Стряхивая с волос дождевые капли, Мансуров миновал эту толпу, прошел через стеклянную дверь и очутился в длинном, выложенном белым кафелем коридоре без окон. Под потолком коридора через равные промежутки сияли лампы дневного света. По обе стороны коридора с неравными интервалами тянулись ряды закрытых белых дверей. Запах дезинфекции, спирта и страданий ощущался здесь сильнее, чем в вестибюле, и к нему, постепенно набирая силу, примешивалась тоскливая вонь скверной больничной кухни. Время от времени Мансурову встречались сиротливо жавшиеся к стенам больничные каталки, на одной из развилок коридора он свернул не туда и оказался в темном тупике, сплошь заставленном инвалидными креслами. Их было много, целое стадо, и все они выглядели поврежденными, как будто недавно принимали участие в гонках на выживание. Когда глаза Мансурова привыкли к полумраку, он увидел, что тупик заканчивается стеклянной перегородкой с широкой, тоже стеклянной, двустворчатой дверью. И дверь, и перегородка изнутри были задернуты застиранными белыми занавесками с черными больничными клеймами, а на деревянной раме двери, вверху, под самым потолком, красовалась неприметная картонная табличка с короткой надписью: “Морг”. Мансуров повернулся к двери спиной и покинул тупик, стараясь двигаться без излишней спешки.

Он чуть было не прошел мимо туалета. То есть он прошел-таки мимо, но остановился и вернулся, привлеченный характерным запахом, который ни с чем нельзя спутать. Туалет располагался за дверью, на которой не было таблички. Непонятно, мужской это туалет или женский. Писсуар здесь был, но, поскольку второго туалета поблизости не усматривалось, Мансуров решил, что это помещение предназначено для персонала и используется лицами обоего пола. Кабинка здесь была всего одна, а на входной двери изнутри обнаружился испачканный засохшей краской шпингалет, что было очень кстати. Мансуров заперся, закурил и расстегнул “молнию” своей спортивной сумки.
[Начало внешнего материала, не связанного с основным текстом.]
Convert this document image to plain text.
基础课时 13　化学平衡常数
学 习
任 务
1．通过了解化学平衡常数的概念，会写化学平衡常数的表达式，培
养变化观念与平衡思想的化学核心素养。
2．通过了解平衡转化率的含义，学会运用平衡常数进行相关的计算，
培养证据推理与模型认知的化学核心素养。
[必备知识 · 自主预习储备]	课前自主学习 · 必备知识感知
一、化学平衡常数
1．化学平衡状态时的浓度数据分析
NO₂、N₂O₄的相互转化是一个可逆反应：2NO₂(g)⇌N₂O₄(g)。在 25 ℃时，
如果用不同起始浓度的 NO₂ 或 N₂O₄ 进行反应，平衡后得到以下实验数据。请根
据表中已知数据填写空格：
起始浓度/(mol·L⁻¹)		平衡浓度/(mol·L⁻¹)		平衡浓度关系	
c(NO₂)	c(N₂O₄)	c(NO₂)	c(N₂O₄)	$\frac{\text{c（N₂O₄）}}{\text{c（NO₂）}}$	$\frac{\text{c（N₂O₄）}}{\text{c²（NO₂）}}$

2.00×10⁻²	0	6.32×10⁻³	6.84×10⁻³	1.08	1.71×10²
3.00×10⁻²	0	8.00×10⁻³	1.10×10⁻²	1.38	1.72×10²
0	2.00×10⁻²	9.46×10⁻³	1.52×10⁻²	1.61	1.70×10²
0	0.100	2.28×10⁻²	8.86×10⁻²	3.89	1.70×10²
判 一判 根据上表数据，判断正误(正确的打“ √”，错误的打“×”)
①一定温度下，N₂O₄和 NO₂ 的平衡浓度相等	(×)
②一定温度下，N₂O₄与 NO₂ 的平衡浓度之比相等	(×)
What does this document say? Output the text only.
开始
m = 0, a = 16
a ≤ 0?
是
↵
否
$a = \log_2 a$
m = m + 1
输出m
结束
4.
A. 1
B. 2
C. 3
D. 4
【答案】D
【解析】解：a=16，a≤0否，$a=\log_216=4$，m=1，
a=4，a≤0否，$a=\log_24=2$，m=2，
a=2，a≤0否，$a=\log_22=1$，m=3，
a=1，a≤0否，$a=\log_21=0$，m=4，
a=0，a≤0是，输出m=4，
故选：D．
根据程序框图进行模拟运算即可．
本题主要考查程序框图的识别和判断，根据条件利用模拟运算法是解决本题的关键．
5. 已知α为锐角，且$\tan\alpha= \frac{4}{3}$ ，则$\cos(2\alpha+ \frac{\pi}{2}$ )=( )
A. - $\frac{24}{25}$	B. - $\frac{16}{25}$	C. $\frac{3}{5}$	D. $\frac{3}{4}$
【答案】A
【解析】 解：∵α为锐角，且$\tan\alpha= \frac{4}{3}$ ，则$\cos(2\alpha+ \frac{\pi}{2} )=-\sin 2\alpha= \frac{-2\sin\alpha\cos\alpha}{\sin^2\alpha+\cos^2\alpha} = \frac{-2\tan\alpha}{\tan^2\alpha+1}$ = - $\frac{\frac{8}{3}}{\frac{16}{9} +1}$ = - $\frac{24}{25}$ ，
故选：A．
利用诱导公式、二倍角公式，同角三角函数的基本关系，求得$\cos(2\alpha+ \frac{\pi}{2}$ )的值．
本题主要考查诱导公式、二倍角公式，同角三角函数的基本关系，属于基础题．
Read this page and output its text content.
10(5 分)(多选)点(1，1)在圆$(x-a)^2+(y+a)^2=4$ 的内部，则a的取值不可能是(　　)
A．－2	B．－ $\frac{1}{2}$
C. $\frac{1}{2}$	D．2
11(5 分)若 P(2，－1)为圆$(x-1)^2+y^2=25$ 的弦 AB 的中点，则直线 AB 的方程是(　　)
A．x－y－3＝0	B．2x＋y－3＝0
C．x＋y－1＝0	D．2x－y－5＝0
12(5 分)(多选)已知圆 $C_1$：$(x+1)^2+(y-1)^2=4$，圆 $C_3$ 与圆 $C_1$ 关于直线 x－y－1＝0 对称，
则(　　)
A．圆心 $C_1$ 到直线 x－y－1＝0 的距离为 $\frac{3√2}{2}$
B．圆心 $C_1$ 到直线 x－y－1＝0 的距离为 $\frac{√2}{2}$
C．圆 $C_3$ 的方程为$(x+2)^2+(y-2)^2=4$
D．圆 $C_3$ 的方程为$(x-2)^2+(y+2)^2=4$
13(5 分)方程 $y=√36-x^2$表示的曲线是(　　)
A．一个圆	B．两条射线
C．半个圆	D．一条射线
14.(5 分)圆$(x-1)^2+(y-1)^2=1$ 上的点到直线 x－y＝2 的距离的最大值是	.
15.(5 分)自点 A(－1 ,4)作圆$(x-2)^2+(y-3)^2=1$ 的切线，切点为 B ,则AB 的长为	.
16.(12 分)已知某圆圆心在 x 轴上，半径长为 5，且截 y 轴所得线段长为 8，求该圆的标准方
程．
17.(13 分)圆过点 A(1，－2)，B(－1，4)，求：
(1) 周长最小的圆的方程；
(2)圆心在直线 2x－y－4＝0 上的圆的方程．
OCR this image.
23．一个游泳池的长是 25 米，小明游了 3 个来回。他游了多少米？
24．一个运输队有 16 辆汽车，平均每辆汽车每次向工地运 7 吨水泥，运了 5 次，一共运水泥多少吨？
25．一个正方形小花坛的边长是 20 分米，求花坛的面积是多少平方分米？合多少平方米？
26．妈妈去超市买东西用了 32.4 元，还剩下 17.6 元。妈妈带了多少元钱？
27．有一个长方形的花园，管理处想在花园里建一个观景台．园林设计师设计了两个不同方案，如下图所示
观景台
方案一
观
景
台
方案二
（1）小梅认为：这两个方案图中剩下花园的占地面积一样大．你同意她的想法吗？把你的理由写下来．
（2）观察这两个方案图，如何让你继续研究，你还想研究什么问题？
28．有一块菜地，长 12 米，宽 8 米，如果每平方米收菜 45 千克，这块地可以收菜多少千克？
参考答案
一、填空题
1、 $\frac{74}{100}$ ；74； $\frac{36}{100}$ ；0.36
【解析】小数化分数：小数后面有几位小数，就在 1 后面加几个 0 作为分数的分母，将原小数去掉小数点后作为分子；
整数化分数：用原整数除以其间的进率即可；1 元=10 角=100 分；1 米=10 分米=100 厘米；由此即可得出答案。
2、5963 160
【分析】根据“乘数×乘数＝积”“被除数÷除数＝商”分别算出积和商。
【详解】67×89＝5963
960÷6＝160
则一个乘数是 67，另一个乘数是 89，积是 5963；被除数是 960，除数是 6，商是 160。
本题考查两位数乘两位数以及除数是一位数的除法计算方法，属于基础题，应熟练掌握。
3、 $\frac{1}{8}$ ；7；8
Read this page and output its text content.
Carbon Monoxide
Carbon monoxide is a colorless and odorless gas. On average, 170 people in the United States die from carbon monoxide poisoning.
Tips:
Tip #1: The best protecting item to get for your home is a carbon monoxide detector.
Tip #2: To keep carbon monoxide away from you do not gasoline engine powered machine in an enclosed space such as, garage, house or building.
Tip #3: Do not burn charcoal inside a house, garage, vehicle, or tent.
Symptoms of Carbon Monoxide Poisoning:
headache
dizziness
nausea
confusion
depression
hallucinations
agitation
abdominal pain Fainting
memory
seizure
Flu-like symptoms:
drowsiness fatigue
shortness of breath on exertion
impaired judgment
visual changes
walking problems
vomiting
Переодевание не отняло много времени. Мансуров закатал брюки так высоко, как только мог, и закрепил их наверху булавками. Под брюками у него были женские колготки — плотные, непрозрачные, хотя бы отчасти скрывавшие жесткую волосню на икрах. Сверху Мансуров надел жесткий от крахмала белый халат. Затем настала очередь белокурого парика и медицинской шапочки. Мансуров поправил перед зеркалом локоны парика, приладил шапочку, немного подумал и достал из сумки патрончик с губной помадой. Помада была жирная, губы от нее сделались тяжелыми, липкими и потеряли чувствительность. Мансуров пожалел женщин, вынужденных пользоваться этой дрянью изо дня в день, взял окурок, дымившийся на краю умывальника, и сделал торопливую жадную затяжку. Фильтр сигареты покраснел, как будто его обмакнули в открытую рану. Мансуров брезгливо поморщился и выбросил бычок в писсуар.

Он снова взглянул в зеркало. Из мутноватого, забрызганного грязной водой стекла на него смотрел ряженый — белая медицинская шапочка, дурацкие искусственные локоны до плеч, впалые щеки, острый, твердо обрубленный снизу подбородок, желваки на широких скулах, испачканный красной губной помадой узкий рот и острые темные глаза за толстыми линзами очков. В общем, сразу видно, что переодетый мужик. Впрочем, в последнее время развелось столько лиц неопределенного пола...

Сойдет, решил он. Да он и не мог принять никакого другого решения, потому что запасного плана у него не было. Даже этот план он придумал не сам. Был у него когда-то знакомый, который вот таким сомнительным способом проник в палату, где лежала после родов его жена. Его, конечно, обнаружили и с позором выставили вон, но жену поцеловать он успел, и положить на край одеяла принесенный под халатом букет успел тоже.